The land that will soon feature the large mixed-use development was not part of Plano until the early 1980s, and many of the major roads were not built in the area until much later, according to historical maps of the city. The Dallas North Tollway made its way up through the area in 1993; Spring Creek Parkway did not extend into the area until 1996; and Parkwood Boulevard was completed in 2016.
The future Haggard Farms site has been just a fraction of Collin County land owned by the Haggard family since the 1800s.
The family’s presence is felt all over the city, including the land around the Haggard Farms development. McKamy Trail, a small road just south of Haggard Farms, was named Haggard Road until 1996. According to city documents, the Haggard Farms site is the last large piece of unused land owned by the Haggard family.
“This land was settled by my great-great-grandfather in 1856,” Haggard Enterprises owner Rutledge Haggard said during a Nov. 15, 2021, Plano Planning and Zoning Commission meeting, where the development was initially recommended for approval. “We have waited a long, long time to put a development there that the city of Plano would be happy with and the residents would be happy with.”
Muns said the Haggard family’s involvement in the process has been crucial.

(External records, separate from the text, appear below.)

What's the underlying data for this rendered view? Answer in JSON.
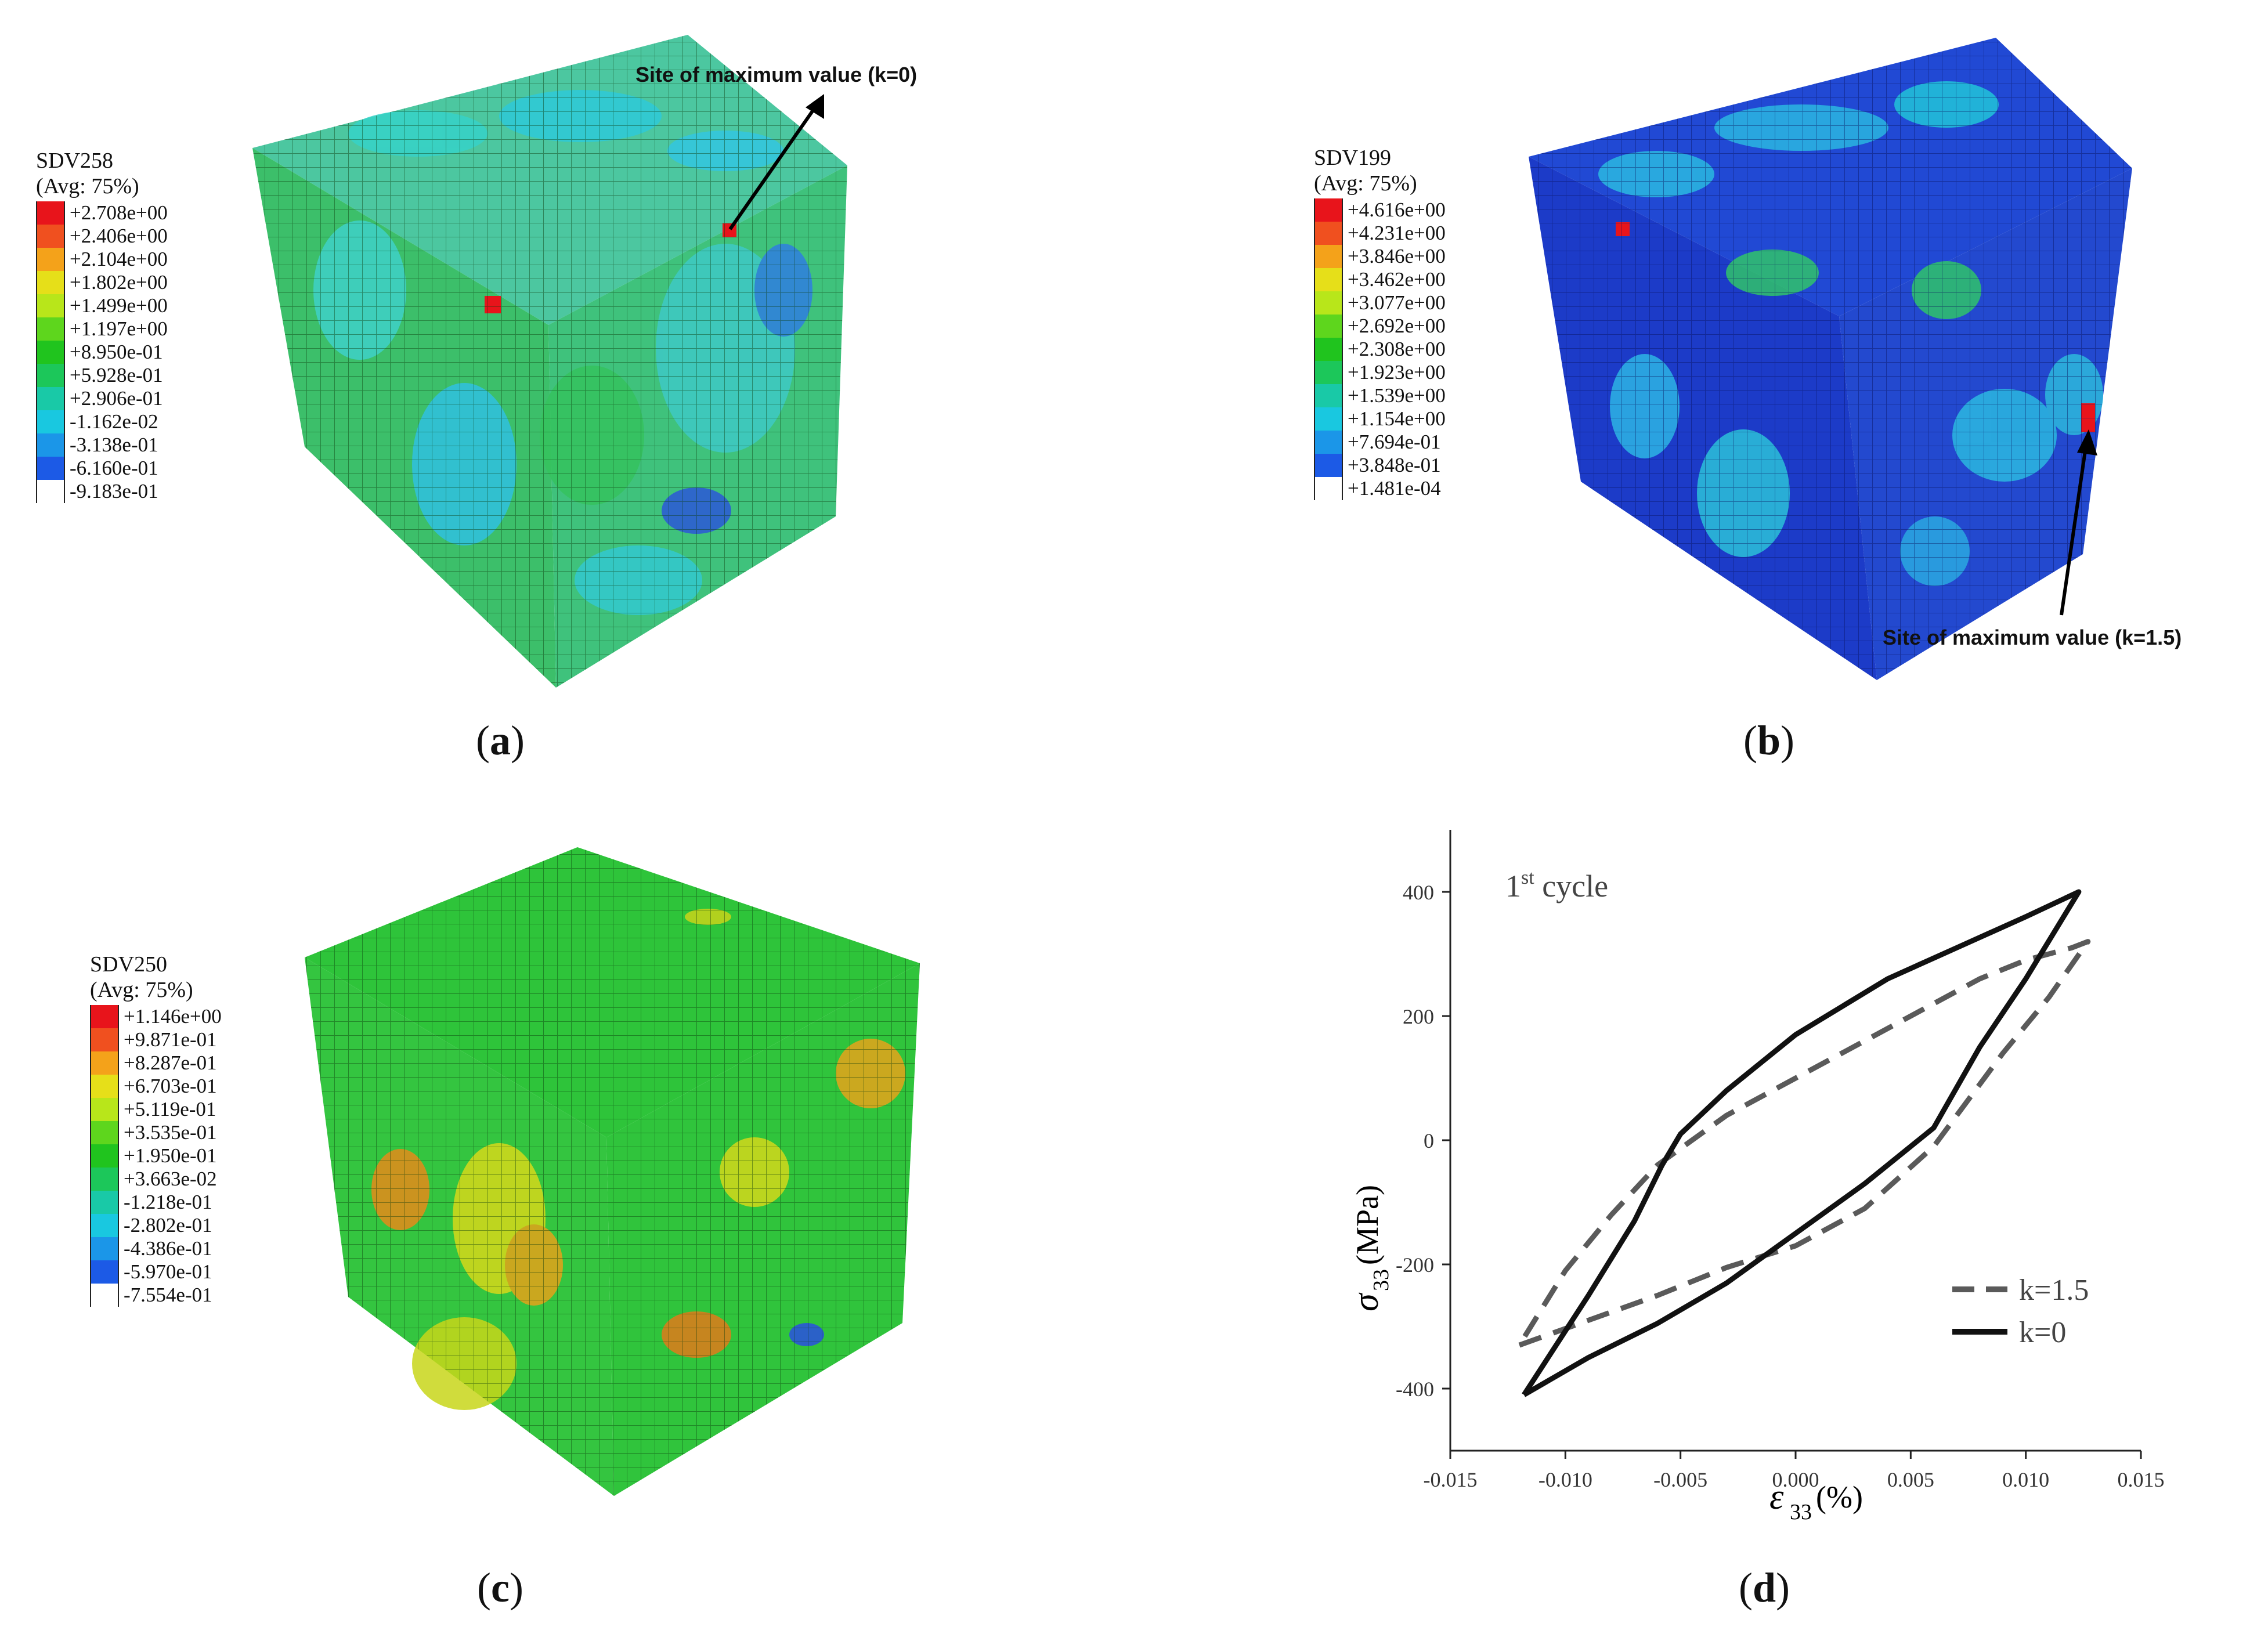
{
  "panels": [
    {
      "caption": "a",
      "legend_title": "SDV258",
      "legend_subtitle": "(Avg: 75%)",
      "legend_values": [
        "+2.708e+00",
        "+2.406e+00",
        "+2.104e+00",
        "+1.802e+00",
        "+1.499e+00",
        "+1.197e+00",
        "+8.950e-01",
        "+5.928e-01",
        "+2.906e-01",
        "-1.162e-02",
        "-3.138e-01",
        "-6.160e-01",
        "-9.183e-01"
      ],
      "annotation": "Site of maximum value (k=0)"
    },
    {
      "caption": "b",
      "legend_title": "SDV199",
      "legend_subtitle": "(Avg: 75%)",
      "legend_values": [
        "+4.616e+00",
        "+4.231e+00",
        "+3.846e+00",
        "+3.462e+00",
        "+3.077e+00",
        "+2.692e+00",
        "+2.308e+00",
        "+1.923e+00",
        "+1.539e+00",
        "+1.154e+00",
        "+7.694e-01",
        "+3.848e-01",
        "+1.481e-04"
      ],
      "annotation": "Site of maximum value (k=1.5)"
    },
    {
      "caption": "c",
      "legend_title": "SDV250",
      "legend_subtitle": "(Avg: 75%)",
      "legend_values": [
        "+1.146e+00",
        "+9.871e-01",
        "+8.287e-01",
        "+6.703e-01",
        "+5.119e-01",
        "+3.535e-01",
        "+1.950e-01",
        "+3.663e-02",
        "-1.218e-01",
        "-2.802e-01",
        "-4.386e-01",
        "-5.970e-01",
        "-7.554e-01"
      ]
    }
  ],
  "legend_colors": [
    "#e8141b",
    "#f0501f",
    "#f4a21a",
    "#e6df19",
    "#b8e61a",
    "#5ed61d",
    "#20c41e",
    "#1cc75a",
    "#19c9a7",
    "#19c8e0",
    "#1b96e8",
    "#1c5ae6",
    "#1a22d6"
  ],
  "chart_data": {
    "type": "line",
    "caption": "d",
    "title": "",
    "annotation_main": "1",
    "annotation_sup": "st",
    "annotation_rest": " cycle",
    "xlabel_symbol": "ε",
    "xlabel_sub": "33",
    "xlabel_unit": "(%)",
    "ylabel_symbol": "σ",
    "ylabel_sub": "33",
    "ylabel_unit": "(MPa)",
    "xlim": [
      -0.015,
      0.015
    ],
    "ylim": [
      -500,
      500
    ],
    "xticks": [
      -0.015,
      -0.01,
      -0.005,
      0.0,
      0.005,
      0.01,
      0.015
    ],
    "xtick_labels": [
      "-0.015",
      "-0.010",
      "-0.005",
      "0.000",
      "0.005",
      "0.010",
      "0.015"
    ],
    "yticks": [
      -400,
      -200,
      0,
      200,
      400
    ],
    "ytick_labels": [
      "-400",
      "-200",
      "0",
      "200",
      "400"
    ],
    "legend_position": "bottom-right",
    "series": [
      {
        "name": "k=1.5",
        "style": "dashed",
        "color": "#5a5a5a",
        "x": [
          -0.012,
          -0.009,
          -0.006,
          -0.003,
          0.0,
          0.003,
          0.006,
          0.009,
          0.011,
          0.0127,
          0.012,
          0.01,
          0.008,
          0.006,
          0.003,
          0.0,
          -0.003,
          -0.006,
          -0.008,
          -0.01,
          -0.011,
          -0.012
        ],
        "y": [
          -330,
          -290,
          -250,
          -205,
          -170,
          -110,
          -10,
          140,
          230,
          320,
          310,
          290,
          260,
          220,
          160,
          100,
          40,
          -40,
          -120,
          -210,
          -270,
          -330
        ]
      },
      {
        "name": "k=0",
        "style": "solid",
        "color": "#111111",
        "x": [
          -0.0118,
          -0.009,
          -0.006,
          -0.003,
          0.0,
          0.003,
          0.006,
          0.008,
          0.01,
          0.0123,
          0.01,
          0.007,
          0.004,
          0.0,
          -0.003,
          -0.005,
          -0.0058,
          -0.007,
          -0.009,
          -0.0118
        ],
        "y": [
          -410,
          -350,
          -295,
          -230,
          -150,
          -70,
          20,
          150,
          260,
          400,
          360,
          310,
          260,
          170,
          80,
          10,
          -40,
          -130,
          -250,
          -410
        ]
      }
    ]
  }
}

“The Haggard family has done so much for the city, so it’s even more rewarding that they’re involved and have given their blessing to the project,” Muns said. “They’ve been involved from beginning to end, and I can’t think of a better way to honor them than to make sure it lines up with their priorities.”
What the development means
Muns called the Haggard Farms project a “major opportunity,” not just for northwest Plano, but for the whole city, thanks to Haggard Farms’ unique plan.

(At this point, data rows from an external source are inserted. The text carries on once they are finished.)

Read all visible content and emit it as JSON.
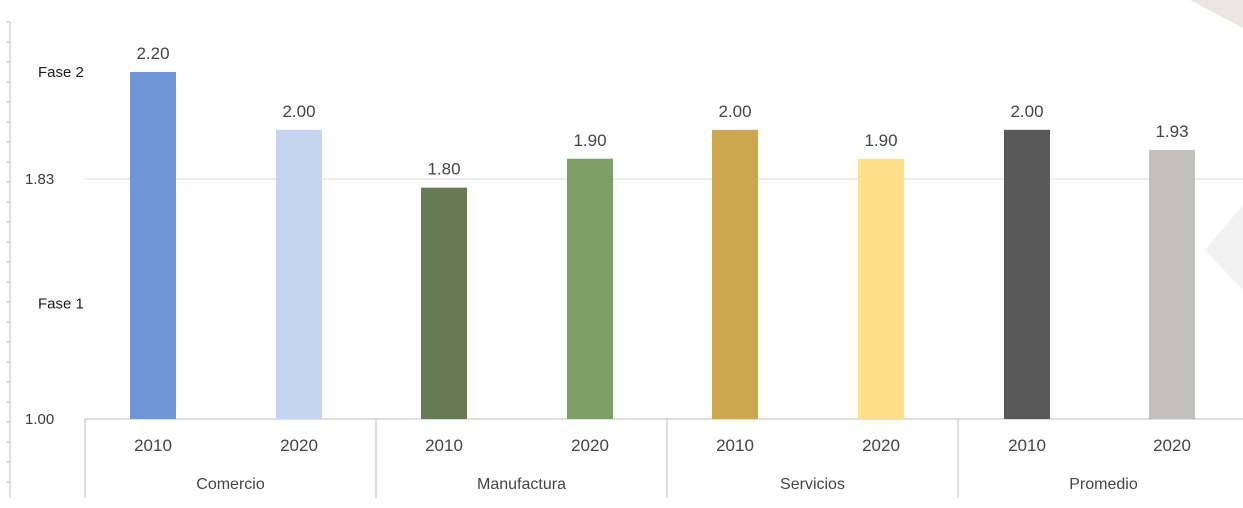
{
  "chart_data": {
    "type": "bar",
    "title": "",
    "xlabel": "",
    "ylabel": "",
    "ylim": [
      1.0,
      2.3
    ],
    "yticks": [
      {
        "value": 1.0,
        "label": "1.00"
      },
      {
        "value": 1.83,
        "label": "1.83"
      }
    ],
    "phase_labels": [
      {
        "value": 2.2,
        "label": "Fase 2"
      },
      {
        "value": 1.4,
        "label": "Fase 1"
      }
    ],
    "gridline_values": [
      1.83
    ],
    "groups": [
      {
        "name": "Comercio",
        "bars": [
          {
            "year": "2010",
            "value": 2.2,
            "label": "2.20",
            "color": "#6f96d6"
          },
          {
            "year": "2020",
            "value": 2.0,
            "label": "2.00",
            "color": "#c6d5ef"
          }
        ]
      },
      {
        "name": "Manufactura",
        "bars": [
          {
            "year": "2010",
            "value": 1.8,
            "label": "1.80",
            "color": "#667b55"
          },
          {
            "year": "2020",
            "value": 1.9,
            "label": "1.90",
            "color": "#7c9e67"
          }
        ]
      },
      {
        "name": "Servicios",
        "bars": [
          {
            "year": "2010",
            "value": 2.0,
            "label": "2.00",
            "color": "#cda74e"
          },
          {
            "year": "2020",
            "value": 1.9,
            "label": "1.90",
            "color": "#fde089"
          }
        ]
      },
      {
        "name": "Promedio",
        "bars": [
          {
            "year": "2010",
            "value": 2.0,
            "label": "2.00",
            "color": "#595959"
          },
          {
            "year": "2020",
            "value": 1.93,
            "label": "1.93",
            "color": "#c1c0bd"
          }
        ]
      }
    ],
    "grid": true,
    "legend": "none"
  },
  "colors": {
    "axis": "#bfbfbf",
    "gridline": "#d9d9d9"
  }
}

“It’s creating amenities that we’ve never had throughout all of Plano and especially in that specific area,” Muns said. “It’s just going to create more opportunities for our city that aren’t typical.”
The mixed-use development will also provide more residential, retail and office space for the city, something Tyler Thomas, senior advisor at commercial real estate company Citadel Partners, said is in high demand.

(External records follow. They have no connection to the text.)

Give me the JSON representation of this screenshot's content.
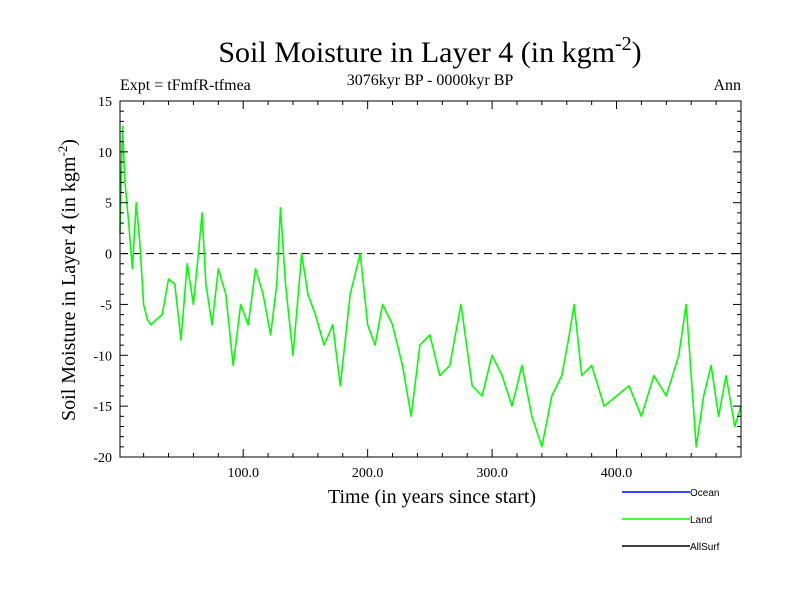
{
  "chart_data": {
    "type": "line",
    "title": "Soil Moisture in Layer 4 (in kgm",
    "title_superscript": "-2",
    "title_close": ")",
    "experiment": "Expt = tFmfR-tfmea",
    "period": "3076kyr BP - 0000kyr BP",
    "season": "Ann",
    "xlabel": "Time (in years since start)",
    "ylabel": "Soil Moisture in Layer 4 (in kgm",
    "ylabel_superscript": "-2",
    "ylabel_close": ")",
    "xlim": [
      1,
      500
    ],
    "ylim": [
      -20,
      15
    ],
    "x_ticks": [
      100,
      200,
      300,
      400
    ],
    "x_tick_labels": [
      "100.0",
      "200.0",
      "300.0",
      "400.0"
    ],
    "y_ticks": [
      15,
      10,
      5,
      0,
      -5,
      -10,
      -15,
      -20
    ],
    "y_tick_labels": [
      "15",
      "10",
      "5",
      "0",
      "-5",
      "-10",
      "-15",
      "-20"
    ],
    "reference_line": 0,
    "legend": [
      {
        "name": "Ocean",
        "color": "#0000ff"
      },
      {
        "name": "Land",
        "color": "#00ff00"
      },
      {
        "name": "AllSurf",
        "color": "#000000"
      }
    ],
    "series": [
      {
        "name": "Land",
        "color": "#00ff00",
        "x": [
          1,
          3,
          5,
          8,
          11,
          14,
          17,
          20,
          23,
          26,
          30,
          35,
          40,
          45,
          50,
          55,
          60,
          64,
          67,
          70,
          75,
          80,
          86,
          92,
          98,
          104,
          110,
          116,
          122,
          127,
          130,
          134,
          140,
          147,
          152,
          158,
          165,
          172,
          178,
          186,
          194,
          200,
          206,
          212,
          220,
          228,
          235,
          242,
          250,
          258,
          266,
          275,
          284,
          292,
          300,
          308,
          316,
          324,
          332,
          340,
          348,
          356,
          362,
          366,
          372,
          380,
          390,
          400,
          410,
          420,
          430,
          440,
          450,
          456,
          460,
          464,
          470,
          476,
          482,
          488,
          495,
          500
        ],
        "values": [
          2,
          12.5,
          7,
          3,
          -1.5,
          5,
          1,
          -5,
          -6.5,
          -7,
          -6.5,
          -6,
          -2.5,
          -3,
          -8.5,
          -1,
          -5,
          0,
          4,
          -3,
          -7,
          -1.5,
          -4,
          -11,
          -5,
          -7,
          -1.5,
          -4,
          -8,
          -3,
          4.5,
          -3,
          -10,
          0,
          -4,
          -6,
          -9,
          -7,
          -13,
          -4,
          0,
          -7,
          -9,
          -5,
          -7,
          -11,
          -16,
          -9,
          -8,
          -12,
          -11,
          -5,
          -13,
          -14,
          -10,
          -12,
          -15,
          -11,
          -16,
          -19,
          -14,
          -12,
          -8,
          -5,
          -12,
          -11,
          -15,
          -14,
          -13,
          -16,
          -12,
          -14,
          -10,
          -5,
          -12,
          -19,
          -14,
          -11,
          -16,
          -12,
          -17,
          -15
        ]
      }
    ]
  }
}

Due to the COVID-19 pandemic, Thomas said 2020 was “completely stagnant.” But the market didn’t stay that way for long.“There was no demand,” Thomas said. “And then 2021 was unprecedented. ... We’re still seeing unbelievable demand in terms of office and flex space.”
While Haggard Farms will help fill some of that demand, it does not include any large towers that can be found in other developments throughout the city. Thomas said the more “understated” approach was a better approach for this specific plot of land.
“It’s pretty fascinating how large these new office towers are coming in at, and we actually represented the anchor tenant to Granite Park Six, so I’m very familiar with the very robust, large office developments that could have been slated for this tract,” Thomas said of the 19-story office building being built on SH 121 in Plano. “Instead, Haggard Farms has taken the approach of under-building the site to incorporate a lot of trails and parks. ... These office buildings that we’re talking about are three- or four-story office buildings. Those will serve the community much more than a large campus.”
Muns added that city officials are staying “mindful” about what is put into the northwest area of Plano as it continues to develop, citing a focus on senior living options as one example.
Haggard Farms going vertical this year will take a major chunk of Plano’s remaining undeveloped land off the table, and Thomas believes the project is taking the right approach.
“They’re focused on working with the community to build very thoughtful and understated, but high-end development that isn’t going to dwarf these neighborhoods next door,” Thomas said. “I think [the project] is going to benefit a lot of people, and the downside is pretty limited.”